If someone wanted to become a Change Manager, they might first consider pursuing a bachelor’s degree in a field like business or psychology. They’d likely dive into roles related to project management or human resources to get a feel for organizational dynamics. As they navigate the field, they’d probably realise the immense value of soft skills like communication and empathy. Joining a professional network could be on their radar, imagining the potential connections and insights it could offer.
‘‘Sometimes, individuals find themselves consistently placed in situations requiring change leadership, or they possess an innate ability to navigate complex transitions and guide teams through them. Over time, they realise that they’re not just doing a job, but fulfilling a role they seem naturally destined for.’’ Annemie Marien
There is no specific way to become a change manager. However, most change managers get a certification like the Prosci ADKAR certification and have an Agile training. Although no specific background is needed, it’s recommended to have experience ‘on the other side of change’, to have witnessed or applied change during a job experience within an enterprise.
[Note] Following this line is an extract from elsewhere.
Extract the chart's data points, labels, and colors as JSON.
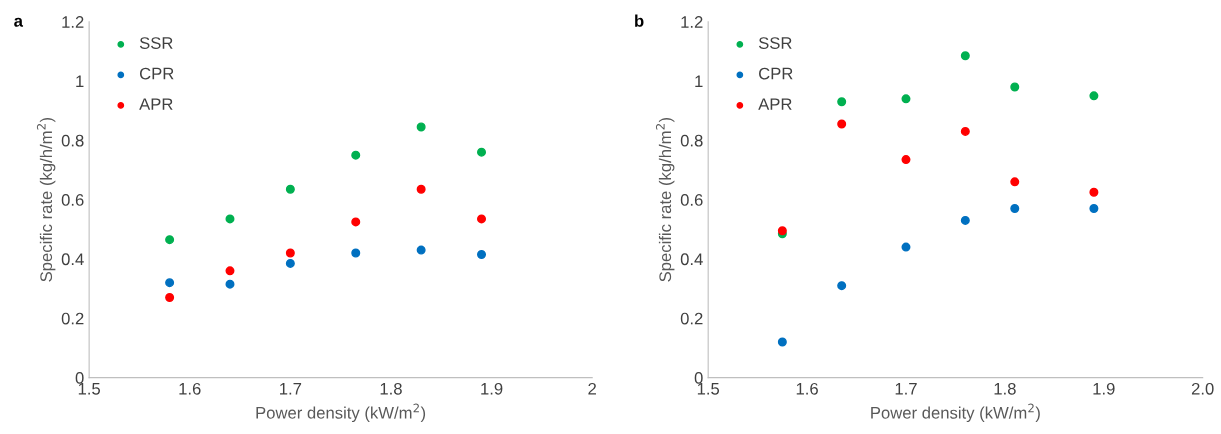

At Wemanity, change management is one of our specialities and we look forward to helping you with your organizational challenges. We developed our own change management framework in order to make the best out of every project. Discover our offer for more information.
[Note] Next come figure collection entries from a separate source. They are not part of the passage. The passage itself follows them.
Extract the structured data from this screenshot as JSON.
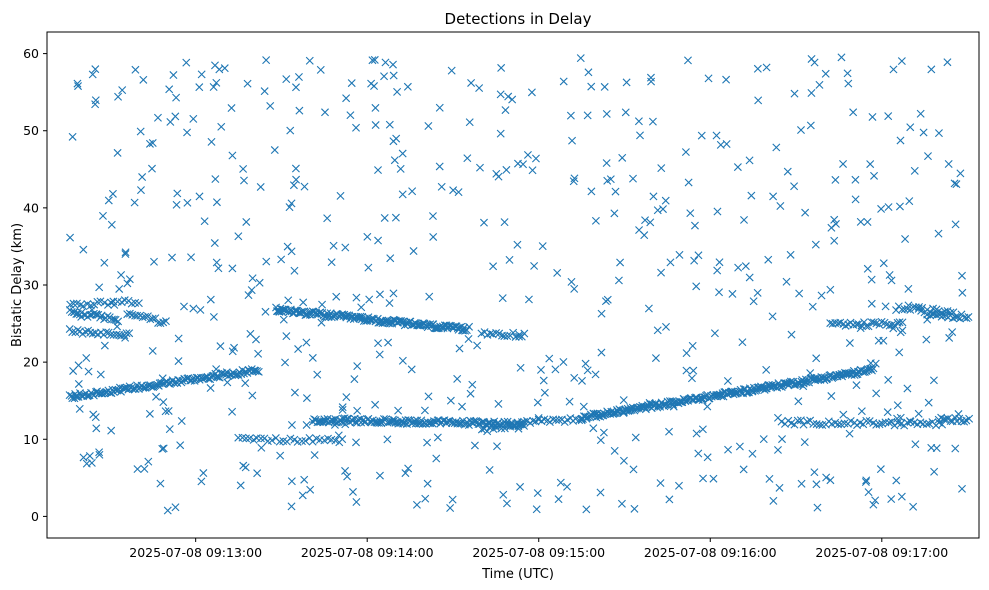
{
  "chart_data": {
    "type": "scatter",
    "title": "Detections in Delay",
    "xlabel": "Time (UTC)",
    "ylabel": "Bistatic Delay (km)",
    "x_unit": "seconds after 2025-07-08 09:12:00 UTC",
    "xlim": [
      8,
      334
    ],
    "ylim": [
      -2.8,
      62.8
    ],
    "xticks": [
      {
        "value": 60,
        "label": "2025-07-08 09:13:00"
      },
      {
        "value": 120,
        "label": "2025-07-08 09:14:00"
      },
      {
        "value": 180,
        "label": "2025-07-08 09:15:00"
      },
      {
        "value": 240,
        "label": "2025-07-08 09:16:00"
      },
      {
        "value": 300,
        "label": "2025-07-08 09:17:00"
      }
    ],
    "yticks": [
      {
        "value": 0,
        "label": "0"
      },
      {
        "value": 10,
        "label": "10"
      },
      {
        "value": 20,
        "label": "20"
      },
      {
        "value": 30,
        "label": "30"
      },
      {
        "value": 40,
        "label": "40"
      },
      {
        "value": 50,
        "label": "50"
      },
      {
        "value": 60,
        "label": "60"
      }
    ],
    "grid": false,
    "marker": "x",
    "color": "#1f77b4",
    "tracks": [
      {
        "x_start": 16,
        "x_end": 33,
        "y_start": 26.5,
        "y_end": 25.5,
        "step": 0.7
      },
      {
        "x_start": 16,
        "x_end": 40,
        "y_start": 27.5,
        "y_end": 27.8,
        "step": 1.2
      },
      {
        "x_start": 16,
        "x_end": 37,
        "y_start": 24.0,
        "y_end": 23.5,
        "step": 0.9
      },
      {
        "x_start": 36,
        "x_end": 50,
        "y_start": 26.5,
        "y_end": 25.0,
        "step": 0.9
      },
      {
        "x_start": 16,
        "x_end": 82,
        "y_start": 15.5,
        "y_end": 19.0,
        "step": 0.5
      },
      {
        "x_start": 75,
        "x_end": 112,
        "y_start": 10.0,
        "y_end": 9.8,
        "step": 1.3
      },
      {
        "x_start": 88,
        "x_end": 155,
        "y_start": 26.8,
        "y_end": 24.2,
        "step": 0.4
      },
      {
        "x_start": 101,
        "x_end": 175,
        "y_start": 12.5,
        "y_end": 12.0,
        "step": 0.5
      },
      {
        "x_start": 160,
        "x_end": 180,
        "y_start": 11.0,
        "y_end": 12.5,
        "step": 1.0
      },
      {
        "x_start": 180,
        "x_end": 195,
        "y_start": 12.5,
        "y_end": 12.5,
        "step": 1.0
      },
      {
        "x_start": 160,
        "x_end": 175,
        "y_start": 23.8,
        "y_end": 23.5,
        "step": 1.0
      },
      {
        "x_start": 195,
        "x_end": 297,
        "y_start": 12.8,
        "y_end": 19.0,
        "step": 0.4
      },
      {
        "x_start": 265,
        "x_end": 322,
        "y_start": 12.2,
        "y_end": 12.0,
        "step": 1.1
      },
      {
        "x_start": 282,
        "x_end": 308,
        "y_start": 24.8,
        "y_end": 25.0,
        "step": 0.9
      },
      {
        "x_start": 305,
        "x_end": 325,
        "y_start": 27.0,
        "y_end": 26.5,
        "step": 1.0
      },
      {
        "x_start": 316,
        "x_end": 331,
        "y_start": 26.3,
        "y_end": 25.8,
        "step": 0.8
      },
      {
        "x_start": 320,
        "x_end": 331,
        "y_start": 12.7,
        "y_end": 12.5,
        "step": 0.8
      }
    ],
    "clutter": {
      "count": 620,
      "x_range": [
        16,
        331
      ],
      "y_range": [
        0.5,
        59.8
      ]
    }
  }
}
What is change management?
Change management is a field that includes several approaches used to prepare, support, and help organizations, teams, and individuals go through change. It’s usually said there are three types of change within an organization: Cultural change, digital change, and organizational change.
What is the mission of a change manager?
A change manager is someone who tries to embark and align the entire organization towards the new way of working, and then on different levels. They are facilitating that alignment and making sure everybody is on the same page. In order to facilitate change, a change manager works on different levels in parallel: individuals, teams, and executives for the organization as a whole.
Which skills does a good change manager need?
Being a change manager requires having a few skills in your toolbox. While soft skills are essential, in particular communication and empathy, a change manager will also need to be able to analyse the situation and act according to it. A change manager will have to ‘’connect the dots’’ to find the best solution for an individual, a team, or even the organization as a whole.
How do you become a change manager?
There is no specific cursus to follow to become a change manager. However, most change managers get a certification like the Prosci ADKAR certification and have an agile training. Although no specific background is needed, it’s recommended to have experience “on the other side of change’’, to have witnessed or applied change during a job experience within an enterprise.